On missing Unlimited 2014 / 14 September 2014
Today the ocean seems to be falling out of the sky. Wheeling out is ill advised.
Having blogged my distress at missing Unlimited 2014, I have tried to follow what I can from Tokyo, which of course means Dao blogs and reviews. Today is a good day for catching up, sorting my growing collection of photos and doing some rather neglected drawing.
I have really enjoyed the video blogs from Colin and Tony and from Sue Austin (10th September 2014)
The added atmosphere of Sue's busy Southbank interior and the guy's windy corner, brought the missed experience closer. And their spoken words conveyed so much more; gave access to a more intimate expression of what the pieces had meant to them.
I do hope we get more like that.
As a wheelborne rail traveller from the south of England, the Southbank is one of the more easily accessible London destinations - if you don't take the expense into account; but Tokyo has proved to be a more accessible, more affordable place to get around in.
Like a pleat in time the link, the contrast and similarities between 'my' London and 'my' Tokyo get lined up close to each other for appreciation and respect.
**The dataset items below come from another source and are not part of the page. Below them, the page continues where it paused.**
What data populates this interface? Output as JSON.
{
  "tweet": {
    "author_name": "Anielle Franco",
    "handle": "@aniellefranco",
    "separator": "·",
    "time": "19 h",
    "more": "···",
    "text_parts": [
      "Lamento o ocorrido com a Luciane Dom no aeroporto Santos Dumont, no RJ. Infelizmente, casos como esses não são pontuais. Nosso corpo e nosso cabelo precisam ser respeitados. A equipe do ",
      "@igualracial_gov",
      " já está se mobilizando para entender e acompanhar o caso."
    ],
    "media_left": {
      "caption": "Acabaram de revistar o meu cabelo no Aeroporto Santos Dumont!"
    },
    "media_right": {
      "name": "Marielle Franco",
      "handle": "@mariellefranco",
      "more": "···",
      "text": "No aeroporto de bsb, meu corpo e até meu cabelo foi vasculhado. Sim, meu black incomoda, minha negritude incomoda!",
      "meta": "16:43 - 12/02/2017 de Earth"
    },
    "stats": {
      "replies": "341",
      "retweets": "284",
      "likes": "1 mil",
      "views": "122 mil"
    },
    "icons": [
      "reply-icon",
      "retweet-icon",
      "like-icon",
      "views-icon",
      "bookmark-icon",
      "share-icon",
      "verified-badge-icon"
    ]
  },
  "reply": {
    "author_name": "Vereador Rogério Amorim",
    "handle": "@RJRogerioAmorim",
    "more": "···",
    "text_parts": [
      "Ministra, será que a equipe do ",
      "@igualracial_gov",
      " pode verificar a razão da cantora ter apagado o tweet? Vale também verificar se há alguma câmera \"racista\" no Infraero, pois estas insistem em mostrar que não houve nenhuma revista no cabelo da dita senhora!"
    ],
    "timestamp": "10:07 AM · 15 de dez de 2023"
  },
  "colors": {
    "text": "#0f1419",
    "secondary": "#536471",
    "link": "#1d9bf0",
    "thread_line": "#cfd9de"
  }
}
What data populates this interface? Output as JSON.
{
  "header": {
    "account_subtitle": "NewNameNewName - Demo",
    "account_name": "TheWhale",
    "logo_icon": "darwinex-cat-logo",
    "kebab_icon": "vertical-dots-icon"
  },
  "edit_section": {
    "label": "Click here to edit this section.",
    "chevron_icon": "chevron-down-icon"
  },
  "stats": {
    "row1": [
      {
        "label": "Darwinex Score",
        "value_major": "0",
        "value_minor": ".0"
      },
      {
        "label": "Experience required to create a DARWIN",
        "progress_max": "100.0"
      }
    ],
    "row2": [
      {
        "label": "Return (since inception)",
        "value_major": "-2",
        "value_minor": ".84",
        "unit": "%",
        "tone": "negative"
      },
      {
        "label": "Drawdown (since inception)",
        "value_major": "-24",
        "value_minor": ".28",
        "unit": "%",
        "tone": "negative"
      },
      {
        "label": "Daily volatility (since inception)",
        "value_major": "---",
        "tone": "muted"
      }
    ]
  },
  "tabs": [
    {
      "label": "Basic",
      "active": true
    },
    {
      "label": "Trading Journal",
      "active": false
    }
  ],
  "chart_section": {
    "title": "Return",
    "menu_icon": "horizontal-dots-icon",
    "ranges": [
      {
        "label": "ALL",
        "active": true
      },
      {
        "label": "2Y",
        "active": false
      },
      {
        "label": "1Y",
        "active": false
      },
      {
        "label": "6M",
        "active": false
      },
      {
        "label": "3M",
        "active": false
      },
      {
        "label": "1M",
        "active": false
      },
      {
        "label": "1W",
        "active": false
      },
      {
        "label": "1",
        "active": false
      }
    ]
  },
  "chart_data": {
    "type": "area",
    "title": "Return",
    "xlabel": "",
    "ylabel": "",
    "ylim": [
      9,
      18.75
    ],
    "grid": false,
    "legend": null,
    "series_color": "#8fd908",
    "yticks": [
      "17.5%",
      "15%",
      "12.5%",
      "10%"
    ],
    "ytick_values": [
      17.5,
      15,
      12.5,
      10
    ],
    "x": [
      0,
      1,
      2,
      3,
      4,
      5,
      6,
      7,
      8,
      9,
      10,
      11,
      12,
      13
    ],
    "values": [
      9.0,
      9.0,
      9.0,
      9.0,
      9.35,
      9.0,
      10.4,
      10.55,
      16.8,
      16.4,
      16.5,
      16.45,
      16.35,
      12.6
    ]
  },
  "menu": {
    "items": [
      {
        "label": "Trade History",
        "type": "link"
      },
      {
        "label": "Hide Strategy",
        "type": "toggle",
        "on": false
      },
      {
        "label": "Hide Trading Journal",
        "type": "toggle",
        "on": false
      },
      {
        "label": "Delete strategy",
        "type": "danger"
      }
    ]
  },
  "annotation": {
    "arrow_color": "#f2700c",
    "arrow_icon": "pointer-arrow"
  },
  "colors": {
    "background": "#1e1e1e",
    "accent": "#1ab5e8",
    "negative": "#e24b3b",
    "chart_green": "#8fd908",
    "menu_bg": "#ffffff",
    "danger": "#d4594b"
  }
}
In Tokyo I can miss the sense of community with other disabled people, and have come to think of that as a British thing. I've not sensed it in any other country, which of course could just be the foreigner-thing; but, people watching, I've particularly not noticed it among Japanese disabled people who, when not alone (rare) are relating only (like everyone else), to the people they know, the apparent-normals who accompany them.
I'm reminded of the English doctor who, years ago, told me not to associate with disabled people as it would only reinforce my own disability and be bad for my mental health; but this is a misleading mental leap which only illustrates the difficulty I have in shaking off the negativity of life in England.
In London I miss the freedom; the universal organisation that attempts to make life equally easy for everyone. And of course the courtesy that allows me to be out and about without seeing and feeling public distaste at my presence.
I really believe that Disability Arts need to come out from under: assuming our equality, presuming our talent, more positive statements - less questioning, less reacting to the obnoxious attitude of some miserable specimens of 'human' life.
That's why I'm sad to have missed Unlimited 2014.
The sun shone briefly facilitating
my escape from aircon and indoor lights,
I rolled to Sumida, bowed my respect
like any assistant entering or
leaving the shop floor; the gently angled
gaijin bow that works on wheels, engaged me
with the river. Swollen with rain and sea
tidal Sumida preoccupied with
her own rolling, balances a small barge
ferrying rubbish, supports the huge wake
as the waves, cresting white, break on her banks
reaching for the edge of the concrete
bed with an eagerness to spill over,
to lap at my feet and run through the spokes
of my wheels. All of Sumida's faces,
all of her personalities, are one
in this bold concentration of water.